Background information
- Also known as: Yaygo
- Born: c. 1992 or 1993 Los Angeles, California
- Died: February 6, 2020 (aged 27)
- Genres: Progressive metal
- Occupations: Guitarist, producer
- Years active: 2009–2020
- Formerly of: Volumes

= Diego Farias (musician) =

American musician

Diego Farias was a producer and musician best known as the founding guitarist for the progressive metalcore band Volumes.

==Early life==
Farias was born in Los Angeles, California. His father, Gustavo, works in the music industry as a producer. Farias began playing guitar at the age of 11, allowing him to begin experimenting with Pro Tools.

==Career==
Farias co-founded the band Volumes in January 2009 with Daniel Braunstein. His brother, Gus, was a vocalist in the band. He played guitar on the band's albums Via, No Sleep and Different Animals. Farias also programmed and engineered those three Volumes' albums and the band's two EPs.
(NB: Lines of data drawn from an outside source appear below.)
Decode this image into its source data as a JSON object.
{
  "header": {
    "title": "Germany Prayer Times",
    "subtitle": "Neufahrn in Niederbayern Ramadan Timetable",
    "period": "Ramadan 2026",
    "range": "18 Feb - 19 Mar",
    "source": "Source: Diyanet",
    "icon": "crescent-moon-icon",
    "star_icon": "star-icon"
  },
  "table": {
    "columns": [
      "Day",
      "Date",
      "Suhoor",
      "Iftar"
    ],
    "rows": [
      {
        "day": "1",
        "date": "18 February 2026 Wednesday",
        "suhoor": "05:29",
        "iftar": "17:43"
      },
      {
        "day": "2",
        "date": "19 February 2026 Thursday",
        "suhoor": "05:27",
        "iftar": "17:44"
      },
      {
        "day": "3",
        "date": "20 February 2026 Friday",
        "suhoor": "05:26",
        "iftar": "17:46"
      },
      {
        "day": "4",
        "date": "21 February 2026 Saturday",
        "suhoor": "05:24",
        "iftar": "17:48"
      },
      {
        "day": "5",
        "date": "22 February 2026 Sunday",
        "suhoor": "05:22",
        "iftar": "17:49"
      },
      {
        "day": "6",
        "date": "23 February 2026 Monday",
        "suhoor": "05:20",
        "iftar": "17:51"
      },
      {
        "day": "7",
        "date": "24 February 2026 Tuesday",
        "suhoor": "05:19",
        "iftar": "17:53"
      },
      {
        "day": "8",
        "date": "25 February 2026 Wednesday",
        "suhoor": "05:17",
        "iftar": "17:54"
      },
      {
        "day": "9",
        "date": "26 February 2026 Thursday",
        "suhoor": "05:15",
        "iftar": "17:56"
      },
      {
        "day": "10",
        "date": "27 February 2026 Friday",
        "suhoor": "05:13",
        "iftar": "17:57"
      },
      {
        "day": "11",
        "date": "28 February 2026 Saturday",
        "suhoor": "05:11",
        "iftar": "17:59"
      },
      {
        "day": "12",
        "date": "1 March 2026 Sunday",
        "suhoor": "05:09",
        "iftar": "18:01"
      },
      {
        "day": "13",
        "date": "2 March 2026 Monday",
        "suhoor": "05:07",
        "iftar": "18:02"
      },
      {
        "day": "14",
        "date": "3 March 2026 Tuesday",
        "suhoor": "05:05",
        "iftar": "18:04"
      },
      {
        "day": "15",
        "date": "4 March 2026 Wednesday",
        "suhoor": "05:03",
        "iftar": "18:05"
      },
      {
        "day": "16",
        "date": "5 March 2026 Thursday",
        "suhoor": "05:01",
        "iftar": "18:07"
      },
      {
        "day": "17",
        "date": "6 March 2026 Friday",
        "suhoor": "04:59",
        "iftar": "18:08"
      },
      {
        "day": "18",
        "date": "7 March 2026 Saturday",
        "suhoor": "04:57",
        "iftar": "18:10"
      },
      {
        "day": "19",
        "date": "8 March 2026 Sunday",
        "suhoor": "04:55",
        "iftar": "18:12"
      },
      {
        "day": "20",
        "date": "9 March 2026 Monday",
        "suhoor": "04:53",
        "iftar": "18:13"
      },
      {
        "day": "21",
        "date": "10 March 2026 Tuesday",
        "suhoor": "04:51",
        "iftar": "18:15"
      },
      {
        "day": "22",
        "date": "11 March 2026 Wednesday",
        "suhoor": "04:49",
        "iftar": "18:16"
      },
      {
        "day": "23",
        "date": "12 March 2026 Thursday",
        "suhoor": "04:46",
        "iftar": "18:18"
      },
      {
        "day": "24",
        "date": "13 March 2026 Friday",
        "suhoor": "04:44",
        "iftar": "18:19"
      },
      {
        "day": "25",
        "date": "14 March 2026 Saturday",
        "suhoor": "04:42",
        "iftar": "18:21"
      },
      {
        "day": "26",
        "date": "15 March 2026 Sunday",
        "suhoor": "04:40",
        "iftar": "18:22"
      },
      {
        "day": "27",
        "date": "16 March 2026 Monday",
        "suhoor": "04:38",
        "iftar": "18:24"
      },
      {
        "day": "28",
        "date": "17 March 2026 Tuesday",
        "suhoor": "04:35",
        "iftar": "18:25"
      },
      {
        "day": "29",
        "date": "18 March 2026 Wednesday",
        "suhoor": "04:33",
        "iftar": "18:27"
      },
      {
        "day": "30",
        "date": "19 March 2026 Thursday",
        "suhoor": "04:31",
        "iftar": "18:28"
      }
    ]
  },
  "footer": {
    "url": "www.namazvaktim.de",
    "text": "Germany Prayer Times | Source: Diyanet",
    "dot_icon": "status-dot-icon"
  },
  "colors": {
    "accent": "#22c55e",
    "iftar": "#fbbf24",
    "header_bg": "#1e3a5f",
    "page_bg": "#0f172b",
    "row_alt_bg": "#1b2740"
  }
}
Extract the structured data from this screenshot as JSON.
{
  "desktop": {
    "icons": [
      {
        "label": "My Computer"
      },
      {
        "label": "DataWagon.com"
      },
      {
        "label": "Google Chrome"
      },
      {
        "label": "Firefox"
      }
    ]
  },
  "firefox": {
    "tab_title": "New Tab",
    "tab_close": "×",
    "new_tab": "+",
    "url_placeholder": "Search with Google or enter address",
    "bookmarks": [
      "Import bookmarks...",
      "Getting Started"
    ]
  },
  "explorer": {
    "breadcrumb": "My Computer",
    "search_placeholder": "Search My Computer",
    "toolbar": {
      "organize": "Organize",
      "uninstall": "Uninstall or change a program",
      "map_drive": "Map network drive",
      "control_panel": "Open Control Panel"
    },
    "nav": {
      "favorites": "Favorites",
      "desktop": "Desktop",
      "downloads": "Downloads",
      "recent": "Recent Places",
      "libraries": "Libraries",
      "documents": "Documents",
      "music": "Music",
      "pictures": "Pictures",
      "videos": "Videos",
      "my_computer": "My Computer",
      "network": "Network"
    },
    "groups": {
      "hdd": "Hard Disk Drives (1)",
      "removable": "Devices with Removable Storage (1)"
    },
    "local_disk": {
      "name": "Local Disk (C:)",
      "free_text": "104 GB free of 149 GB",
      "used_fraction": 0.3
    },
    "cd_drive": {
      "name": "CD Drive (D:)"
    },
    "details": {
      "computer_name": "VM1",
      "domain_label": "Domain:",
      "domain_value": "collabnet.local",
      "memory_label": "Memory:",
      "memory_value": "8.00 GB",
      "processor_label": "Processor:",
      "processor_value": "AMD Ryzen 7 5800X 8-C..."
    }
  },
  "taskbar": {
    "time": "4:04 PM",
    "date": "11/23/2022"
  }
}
In addition to Volumes, he also has engineering credits for vocal production on Stray from the Path's Rising Sun, Structures' Divided By, additional production work on Veil of Maya's Matriarch, and mixing and bass and drum engineering for Chelsea Grin's Ashes to Ashes. Farias also worked with Animals as Leaders.

Outside of metal music, Farias worked with Lil Gnar on Fire Hazard, 88Rising on its Head in the Clouds compilation album, and programmed and mixed for Juan Gabriel on Los Dúo, Vol. 2. He produced Jake Paul's It's Everyday Bro, which earned a platinum RIAA certification.

Farias left Volumes in January 2020, dying shortly after in February 2020.

In March 2024, Ameonna (a band consisting of former members of Chelsea Grin) released a song called "Last Respects", which paid tribute to Farias.

==Equipment==
Farias played Ibanez RGD and RG guitars using EMG pickups.

==Recognition==
Farias was the recipient of a Latin Grammy, winning the award for his production work on Los Dúo, Vol. 2, an album by Juan Gabriel.